Does faith come easy to you? Does your implicit trust in Jesus overwhelm those dogged emotions of anxiety, doubt and fear? Is your faith stronger than your exhaustion at the end of a wearying day or the endless waiting game life likes to play with you?
My eldest daughter (who is newly 3) loves her room and her big girl bed that is filled with cozy blankets and snuggly stuffed animals. She has a string of pretty lights woven through the headboard of her bed. She naps beautifully in her bed and is ready to be tucked in at night; but around 1:00am every. single. morning she wakes with a fright and nothing will appease her except sleeping on the floor in her Poppa and Mama’s room. Every night we assure her that she is safe, that her room is cozy, that we are just a few steps away and that she can stay in her big girl bed ALL night long. To no avail.
At times my faith is like that. When other people are struggling, I have faith that Jesus will see them through. When my eyes are wide open, I can clearly see that God is good and trustworthy. But when the darkness of a difficult time closes in around me and my emotions are in a turmoil or if if I am facing a new circumstance, my trust in the Almight God slips away. The only thing I can do is fly to Him and plead for reassurance; I want something tangible to hold on to in order to know that He is really there.

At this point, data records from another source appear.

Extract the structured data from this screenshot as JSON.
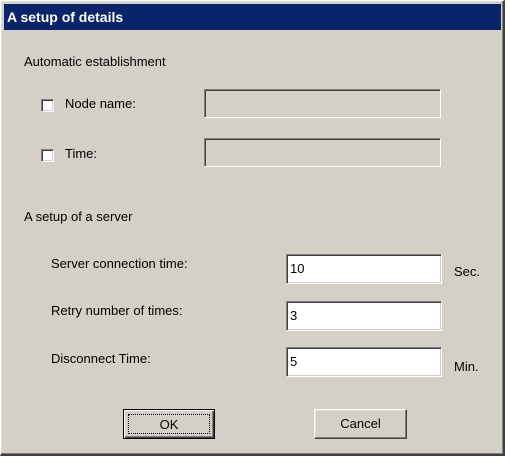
{
  "window": {
    "title": "A setup of details"
  },
  "auto": {
    "group_label": "Automatic establishment",
    "node_name_label": "Node name:",
    "node_name_checked": false,
    "node_name_value": "",
    "time_label": "Time:",
    "time_checked": false,
    "time_value": ""
  },
  "server": {
    "group_label": "A setup of a server",
    "connection_time_label": "Server connection time:",
    "connection_time_value": "10",
    "connection_time_unit": "Sec.",
    "retry_label": "Retry number of times:",
    "retry_value": "3",
    "disconnect_label": "Disconnect Time:",
    "disconnect_value": "5",
    "disconnect_unit": "Min."
  },
  "buttons": {
    "ok_label": "OK",
    "cancel_label": "Cancel"
  },
  "colors": {
    "titlebar": "#0a246a",
    "face": "#d4d0c8"
  }
}
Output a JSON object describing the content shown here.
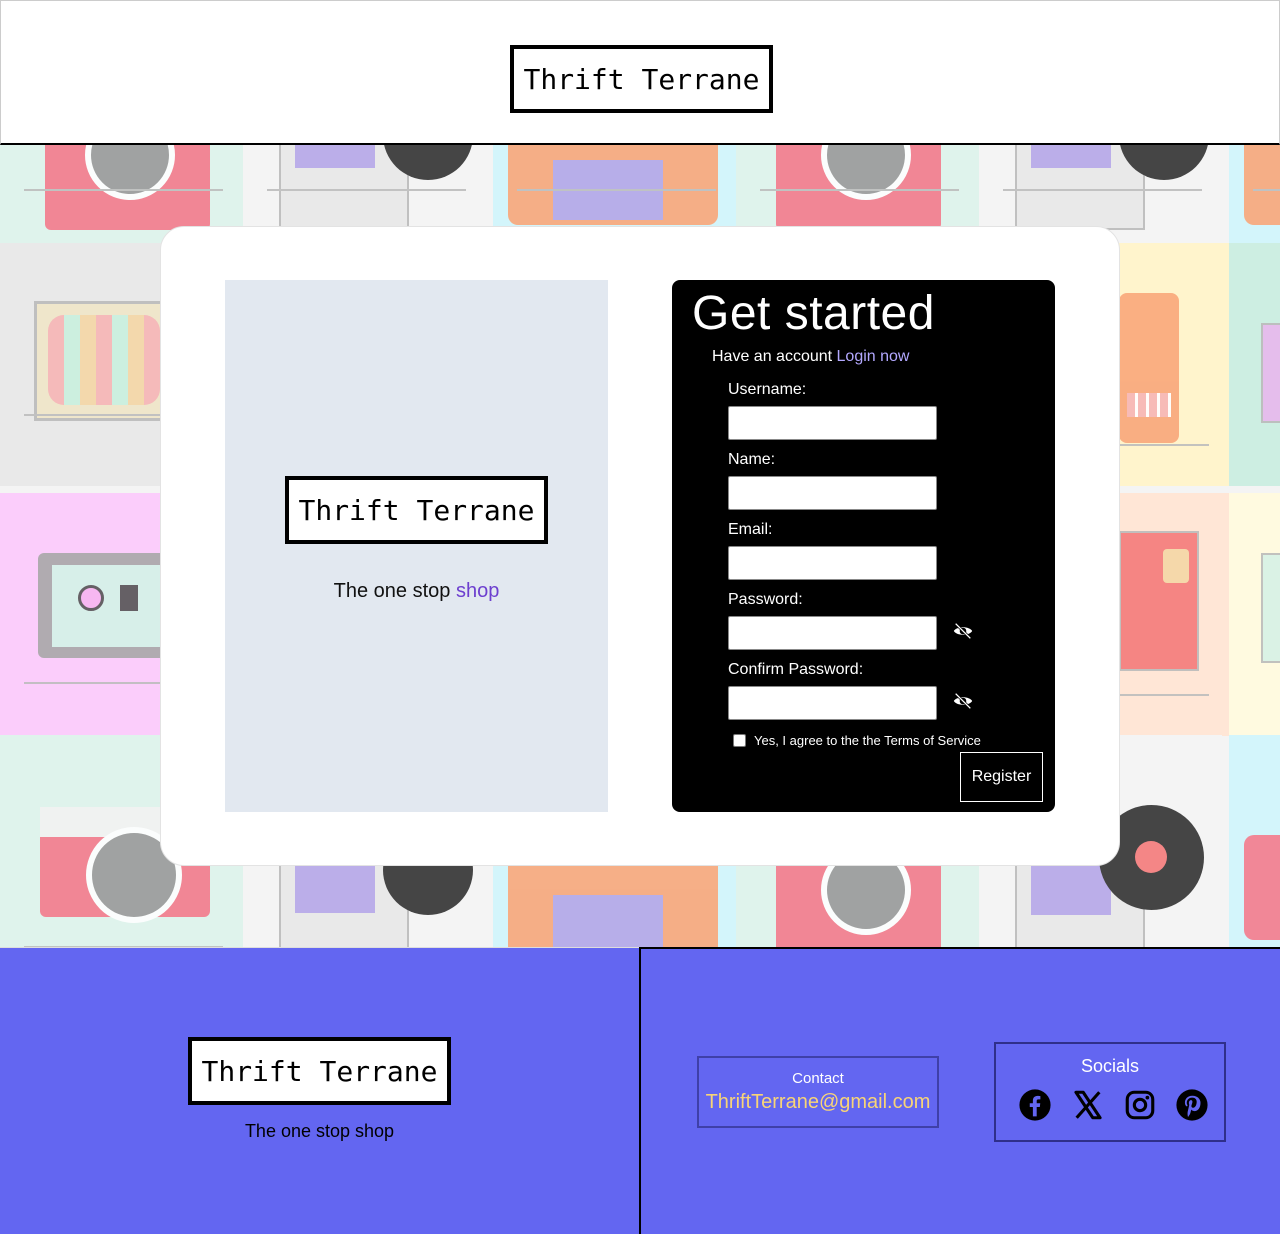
{
  "header": {
    "logo_text": "Thrift Terrane"
  },
  "promo": {
    "logo_text": "Thrift Terrane",
    "tagline_prefix": "The one stop ",
    "tagline_accent": "shop"
  },
  "form": {
    "title": "Get started",
    "have_account_text": "Have an account ",
    "login_link": "Login now",
    "fields": {
      "username_label": "Username:",
      "name_label": "Name:",
      "email_label": "Email:",
      "password_label": "Password:",
      "confirm_password_label": "Confirm Password:"
    },
    "terms_label": "Yes, I agree to the the Terms of Service",
    "register_label": "Register"
  },
  "footer": {
    "logo_text": "Thrift Terrane",
    "tagline": "The one stop shop",
    "contact_title": "Contact",
    "contact_email": "ThriftTerrane@gmail.com",
    "socials_title": "Socials",
    "social_icons": [
      "facebook-icon",
      "x-icon",
      "instagram-icon",
      "pinterest-icon"
    ]
  },
  "colors": {
    "footer_bg": "#6366f1",
    "email_color": "#f8d477",
    "promo_bg": "#e2e8f0",
    "accent_purple": "#6d3fcf",
    "login_link": "#b3a8ff"
  }
}
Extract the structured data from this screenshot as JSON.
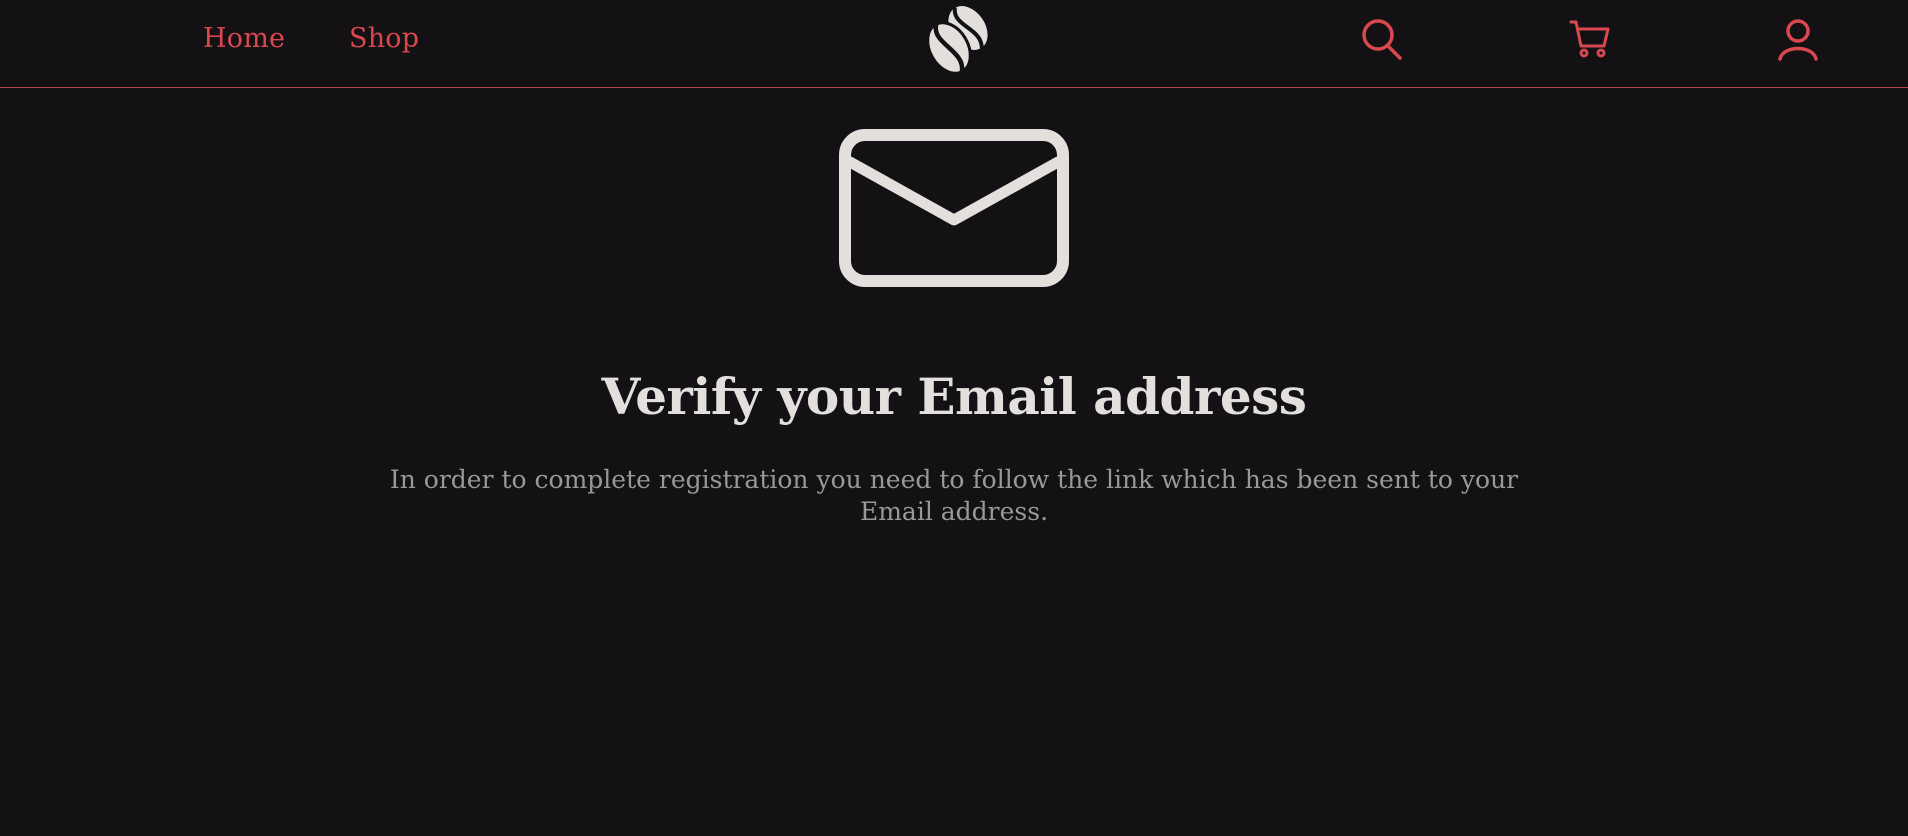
{
  "nav": {
    "home_label": "Home",
    "shop_label": "Shop"
  },
  "header": {
    "logo_icon": "coffee-beans-icon",
    "search_icon": "search-icon",
    "cart_icon": "cart-icon",
    "account_icon": "user-icon"
  },
  "main": {
    "icon": "envelope-icon",
    "title": "Verify your Email address",
    "message": "In order to complete registration you need to follow the link which has been sent to your Email address."
  },
  "colors": {
    "background": "#131114",
    "accent": "#d9484f",
    "heading": "#e2dfdd",
    "body_text": "#9b9797"
  }
}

His patience is everlasting. Just like our door continually opens to our little girl, every. single. night. Jesus opens His arms to me. There are times when the answer isn’t immediate; I think in those moments He is building my faith. But then again, we don’t always rush to the door either. We encourage her to wait a little bit for her to see that returning to her safe room is a viable option. But, closed door or not, the love remains. And it is the same with my Savior. Even when I can’t see Him or feel Him, even when He makes me wait, His love is strong and faithful.